Gilets jaunes : la révolte de la France d’en bas

A la veille d’une troisième manifestation nationale, les revendications des Gilets jaunes sont multiples. Pourtant, on sait bien ce dont ils ne veulent plus : être pris pour des imbéciles par une élite arrogante.

Gilets jaunes à la manif de Paris du 24 novembre 2018 (photo Madeleine Proust)
Gilets jaunes à la manif de Paris du 24 novembre 2018 (photo Madeleine Proust)

C’était prévisible. Nous l’avions d’ailleurs annoncé ici dès le 29 octobre 2018 à propos de la colère liée à la hausse des prix du gazole : ça va mal finir.

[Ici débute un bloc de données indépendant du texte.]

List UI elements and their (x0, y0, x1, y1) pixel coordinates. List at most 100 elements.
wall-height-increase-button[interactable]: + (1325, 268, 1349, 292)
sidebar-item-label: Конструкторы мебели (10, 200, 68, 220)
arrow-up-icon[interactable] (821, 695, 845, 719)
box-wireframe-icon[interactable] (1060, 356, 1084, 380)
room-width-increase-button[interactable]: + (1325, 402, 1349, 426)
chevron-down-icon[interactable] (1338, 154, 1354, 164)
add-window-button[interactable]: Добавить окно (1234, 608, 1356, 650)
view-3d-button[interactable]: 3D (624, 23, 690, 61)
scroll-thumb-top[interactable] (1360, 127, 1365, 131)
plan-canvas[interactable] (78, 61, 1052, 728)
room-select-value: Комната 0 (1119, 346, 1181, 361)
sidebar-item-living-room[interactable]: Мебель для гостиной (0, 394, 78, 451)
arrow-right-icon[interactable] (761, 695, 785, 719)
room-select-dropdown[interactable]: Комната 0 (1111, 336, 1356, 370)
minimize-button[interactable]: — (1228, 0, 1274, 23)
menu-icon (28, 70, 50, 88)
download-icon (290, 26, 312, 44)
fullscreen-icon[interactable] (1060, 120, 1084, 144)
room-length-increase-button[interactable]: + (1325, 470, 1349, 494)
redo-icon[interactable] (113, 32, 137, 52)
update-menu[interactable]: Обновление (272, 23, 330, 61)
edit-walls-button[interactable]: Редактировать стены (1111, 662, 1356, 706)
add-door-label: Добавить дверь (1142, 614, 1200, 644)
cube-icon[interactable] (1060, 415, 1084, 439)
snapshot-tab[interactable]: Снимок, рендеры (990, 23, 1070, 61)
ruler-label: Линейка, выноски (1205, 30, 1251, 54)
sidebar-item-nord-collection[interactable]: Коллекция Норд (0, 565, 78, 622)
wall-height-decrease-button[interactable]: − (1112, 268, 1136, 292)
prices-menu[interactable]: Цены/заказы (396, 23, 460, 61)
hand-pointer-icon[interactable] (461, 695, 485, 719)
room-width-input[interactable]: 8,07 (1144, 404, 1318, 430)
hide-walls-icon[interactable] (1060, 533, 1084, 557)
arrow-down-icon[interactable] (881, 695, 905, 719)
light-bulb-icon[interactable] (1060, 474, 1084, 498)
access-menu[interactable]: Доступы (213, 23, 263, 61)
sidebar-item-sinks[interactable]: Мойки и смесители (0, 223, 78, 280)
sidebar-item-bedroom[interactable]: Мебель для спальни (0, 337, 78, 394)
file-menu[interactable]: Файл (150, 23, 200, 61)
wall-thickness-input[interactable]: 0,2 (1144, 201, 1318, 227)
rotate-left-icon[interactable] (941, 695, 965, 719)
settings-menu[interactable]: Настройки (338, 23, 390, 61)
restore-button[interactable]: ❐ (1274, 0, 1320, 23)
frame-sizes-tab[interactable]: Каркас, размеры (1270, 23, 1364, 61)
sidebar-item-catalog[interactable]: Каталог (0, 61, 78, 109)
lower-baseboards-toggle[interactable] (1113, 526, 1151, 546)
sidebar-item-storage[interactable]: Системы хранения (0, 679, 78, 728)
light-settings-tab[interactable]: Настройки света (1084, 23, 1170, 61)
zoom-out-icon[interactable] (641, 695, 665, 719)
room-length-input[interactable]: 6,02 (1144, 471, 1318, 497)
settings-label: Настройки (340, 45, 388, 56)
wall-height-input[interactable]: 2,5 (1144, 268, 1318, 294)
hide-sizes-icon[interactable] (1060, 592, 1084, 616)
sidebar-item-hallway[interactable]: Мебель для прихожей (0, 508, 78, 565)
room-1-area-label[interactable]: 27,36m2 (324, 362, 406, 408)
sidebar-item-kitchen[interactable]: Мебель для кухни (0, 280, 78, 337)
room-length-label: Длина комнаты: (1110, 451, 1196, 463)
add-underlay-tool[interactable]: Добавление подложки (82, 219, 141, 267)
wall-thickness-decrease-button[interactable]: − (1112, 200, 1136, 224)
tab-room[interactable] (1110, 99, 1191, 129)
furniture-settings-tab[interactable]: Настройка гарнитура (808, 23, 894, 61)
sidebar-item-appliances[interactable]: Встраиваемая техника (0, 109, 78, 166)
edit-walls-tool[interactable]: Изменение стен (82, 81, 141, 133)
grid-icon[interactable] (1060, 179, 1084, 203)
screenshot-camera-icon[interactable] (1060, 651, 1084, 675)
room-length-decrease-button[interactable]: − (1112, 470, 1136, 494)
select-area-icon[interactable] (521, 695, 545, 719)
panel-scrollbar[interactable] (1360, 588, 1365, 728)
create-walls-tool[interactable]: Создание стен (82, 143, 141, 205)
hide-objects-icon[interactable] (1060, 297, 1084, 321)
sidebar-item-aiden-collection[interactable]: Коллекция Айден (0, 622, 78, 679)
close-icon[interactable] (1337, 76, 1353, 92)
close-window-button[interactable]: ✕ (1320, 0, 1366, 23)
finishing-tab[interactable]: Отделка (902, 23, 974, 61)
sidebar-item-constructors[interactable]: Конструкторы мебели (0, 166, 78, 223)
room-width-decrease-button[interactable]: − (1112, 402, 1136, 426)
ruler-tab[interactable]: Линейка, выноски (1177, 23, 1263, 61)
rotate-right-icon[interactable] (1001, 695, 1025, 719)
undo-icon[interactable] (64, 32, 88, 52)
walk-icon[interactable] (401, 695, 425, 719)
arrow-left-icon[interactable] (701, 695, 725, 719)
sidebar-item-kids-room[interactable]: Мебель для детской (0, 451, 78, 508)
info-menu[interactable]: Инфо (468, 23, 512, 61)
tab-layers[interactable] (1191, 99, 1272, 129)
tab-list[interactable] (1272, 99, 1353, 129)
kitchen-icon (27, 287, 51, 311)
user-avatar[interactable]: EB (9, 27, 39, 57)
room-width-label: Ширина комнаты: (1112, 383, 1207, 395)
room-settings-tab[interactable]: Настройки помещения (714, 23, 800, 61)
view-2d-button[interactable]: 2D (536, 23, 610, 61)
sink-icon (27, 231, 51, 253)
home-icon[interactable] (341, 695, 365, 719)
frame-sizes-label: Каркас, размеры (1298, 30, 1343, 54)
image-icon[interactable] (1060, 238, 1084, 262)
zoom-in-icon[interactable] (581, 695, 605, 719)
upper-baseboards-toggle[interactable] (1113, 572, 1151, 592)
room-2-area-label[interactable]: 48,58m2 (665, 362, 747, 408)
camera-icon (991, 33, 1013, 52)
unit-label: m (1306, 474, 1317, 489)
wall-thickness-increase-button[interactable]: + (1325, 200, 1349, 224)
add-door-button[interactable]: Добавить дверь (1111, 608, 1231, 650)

Un mois plus tard, à la veille de la troisième grande manifestation des Gilets jaunes, ce 1er décembre 2018, le mouvement se durcit, la colère gronde, et plus de 80% de la population française ‘’comprend’’ et même ‘’soutient’’ cette fronde venue de la base, si l’on en croit les tout derniers sondages. De quoi faire réfléchir l’exécutif arcbouté sur ses certitudes déconnectées de la réalité du terrain et sa communication technocratique.

Inégalités sociales

A l’origine de cette flambée de colère, la nouvelle hausse du gazole (+23% en un an) et celle prévue pour les années qui viennent jusqu’en 2022. Il s’agit, selon l’exécutif, de favoriser « la transition écologique » et d’inciter les Français à abandonner les voitures roulant au diesel au profit de voitures plus « propres », notamment électriques. L’intention est louable. Face au dérèglement climatique et à la pollution des villes, il faut agir.
L’ennui, c’est que les classes les plus modestes qui sont celles auxquelles on demande de faire le plus d’efforts, ne peuvent pas suivre. Comment payer toujours plus cher le diesel à la pompe, comment changer sa vieille guimbarde qui fume et sa chaudière au fuel quand on gagne moins de 1200 € par mois ? C’est tout simplement impossible.
L’augmentation du prix des carburants a finalement été le déclencheur d’un mal plus profond de la société : les inacceptables inégalités sociales.
Près de 5 millions de Français sont « pauvres »  c’est à dire disposant d’un revenu inférieur à 855 €. Et parmi eux, 1,8 million d’enfants et d’adolescents. A quoi il faut ajouter les travailleurs qui ne gagnent que le SMIC (1149 €). Ça fait beaucoup de monde.
D’autant que, dans le même temps, les écarts de salaires se creusent, les riches sont de plus en plus riches et évitent souvent l’impôt grâce à « l’optimisation fiscale ». 10% des Français les plus riches possèdent plus du quart des revenus !
Il existe bien la France d’en haut et la France d’en bas. Deux mondes. Deux réalités d’un même pays.

La fin du mois

Enfin, précisons que cette France d’en bas, celle des chômeurs, des ouvriers et des employés n’est pas (ou très peu) représentée à l’Assemblée nationale. Selon l’Observatoire des inégalités, « l’assemblée nationale ne compte quasiment plus de représentants des milieux populaires ».
D’où l’incompréhension totale entre les élites et le peuple. Certes, tout le monde constate le dérèglement climatique, les inondations à répétition, les incendies meurtriers, les hivers doux, les étés caniculaires… Mais ne confond-on pas un peu tout ?
Loïk Le Floch-Prigent le rappelle très bien dans un article que nous avons publié : il y a deux dossiers différents : celui de la pollution des villes et celui du climat.
Il faut donc les traiter différemment. On ne peut pas parler de la fin du monde à des familles qui ne peuvent pas finir la fin du mois comme l’ont dit plusieurs observateurs. Et on ne peut pas faire porter aux Français les plus modestes le poids de la transition écologique comme veulent le faire Emmanuel Macron et Édouard Philippe. Leurs discours décalés, inaudibles, incompréhensibles ne peuvent conduire qu’au conflit. Samedi, pour la troisième fois, les Gilets jaunes diront au président de la République, à son Premier ministre et plus largement à aux élites, qu’ils ne veulent plus être pris pour des imbéciles. Ils veulent des actes, du pouvoir d’achat, une meilleure répartition des richesses. Faute de quoi, la France d’en bas pourrait bien se demander des comptes à la France d’en haut.